As each character is questioned, we realize that the story of Jesus’s death has vast elements that we can’t understand, whether it’s because the facts have been lost in history, because those closest to Judas were using him to hide their own faults, or simply because, as with all human relationships, we can never truly know the intent of someone else’s heart.
The performers, all Williams College students, are exceptional at delivering huge reams of dialogue with no missteps, and the witness stand format allows each actor to shine. Etienne plays El-Fayoumy brilliantly, painting a picture of a swaggering chauvinist with hidden insecurities and hitting every comic line perfectly. Onyeka Obi plays three parts: Gloria, Saint Monica, and Jesus Christ. In each, her commanding presence wrenches the audience’s preconceived notions about the crucifixion away from them. Peter Matsumoto’s Judas is more than an ethereal presence: his thin, slouched form is at the edge of many scenes in which he has no lines—almost as if his thoughts aren’t integral to the story—but he so masters the art of Judas’s personality through his posture and nearly unnoticeable gestures that your eye is drawn to him nonetheless. This has the emotional effect of a nagging doubt, a depression you can’t shake, or an insecurity that won’t go away on your most confident days. When he speaks, his voice is powerful and clear, sad and angry, desperate for your forgiveness—and aching to forgive himself.

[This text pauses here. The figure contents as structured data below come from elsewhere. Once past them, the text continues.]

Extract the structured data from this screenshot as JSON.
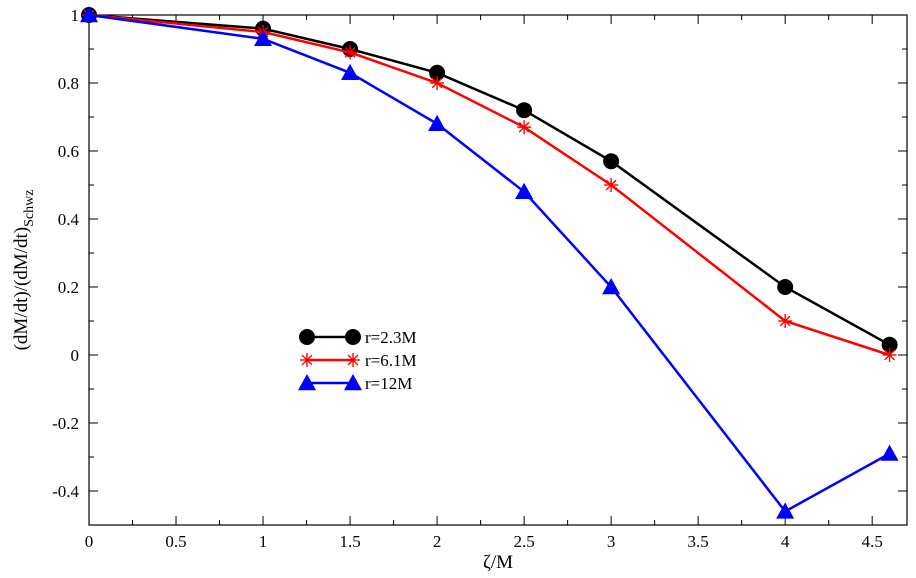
{
  "chart_data": {
    "type": "line",
    "title": "",
    "xlabel": "ζ/M",
    "ylabel": "(dM/dt)/(dM/dt)",
    "ylabel_subscript": "Schwz",
    "xlim": [
      0,
      4.7
    ],
    "ylim": [
      -0.5,
      1.0
    ],
    "x_ticks": [
      0,
      0.5,
      1,
      1.5,
      2,
      2.5,
      3,
      3.5,
      4,
      4.5
    ],
    "x_tick_labels": [
      "0",
      "0.5",
      "1",
      "1.5",
      "2",
      "2.5",
      "3",
      "3.5",
      "4",
      "4.5"
    ],
    "y_ticks": [
      -0.4,
      -0.2,
      0,
      0.2,
      0.4,
      0.6,
      0.8,
      1
    ],
    "y_tick_labels": [
      "-0.4",
      "-0.2",
      "0",
      "0.2",
      "0.4",
      "0.6",
      "0.8",
      "1"
    ],
    "grid": false,
    "legend_position": "center-left",
    "series": [
      {
        "name": "r=2.3M",
        "color": "#000000",
        "marker": "circle",
        "x": [
          0,
          1,
          1.5,
          2,
          2.5,
          3,
          4,
          4.6
        ],
        "y": [
          1.0,
          0.96,
          0.9,
          0.83,
          0.72,
          0.57,
          0.2,
          0.03
        ]
      },
      {
        "name": "r=6.1M",
        "color": "#ff0000",
        "marker": "asterisk",
        "x": [
          0,
          1,
          1.5,
          2,
          2.5,
          3,
          4,
          4.6
        ],
        "y": [
          1.0,
          0.95,
          0.89,
          0.8,
          0.67,
          0.5,
          0.1,
          0.0
        ]
      },
      {
        "name": "r=12M",
        "color": "#0000ff",
        "marker": "triangle",
        "x": [
          0,
          1,
          1.5,
          2,
          2.5,
          3,
          4,
          4.6
        ],
        "y": [
          1.0,
          0.93,
          0.83,
          0.68,
          0.48,
          0.2,
          -0.46,
          -0.29
        ]
      }
    ]
  }
}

This three-hour play with a ten-minute intermission may be a test of endurance for some, especially those who choose to sit on the backless benches. Some of the monologues feel unnecessarily long, though they made me wish I had taken more courses in biblical history. At the moment your mind might wander, however, you may be called back with a sudden bang of the gavel or the dramatic entrance of Satan. If you are Christian or have that religious affiliation in your history, you may flinch at the R-rated language when the characters talk about Jesus Christ; but if you remember that a nun isn’t going to pop out and rap your knuckles, you’ll probably get used to the idea that these are meant to be people who knew a Jesus that walked among them. You will undoubtedly leave the theater with more questions than you arrived with.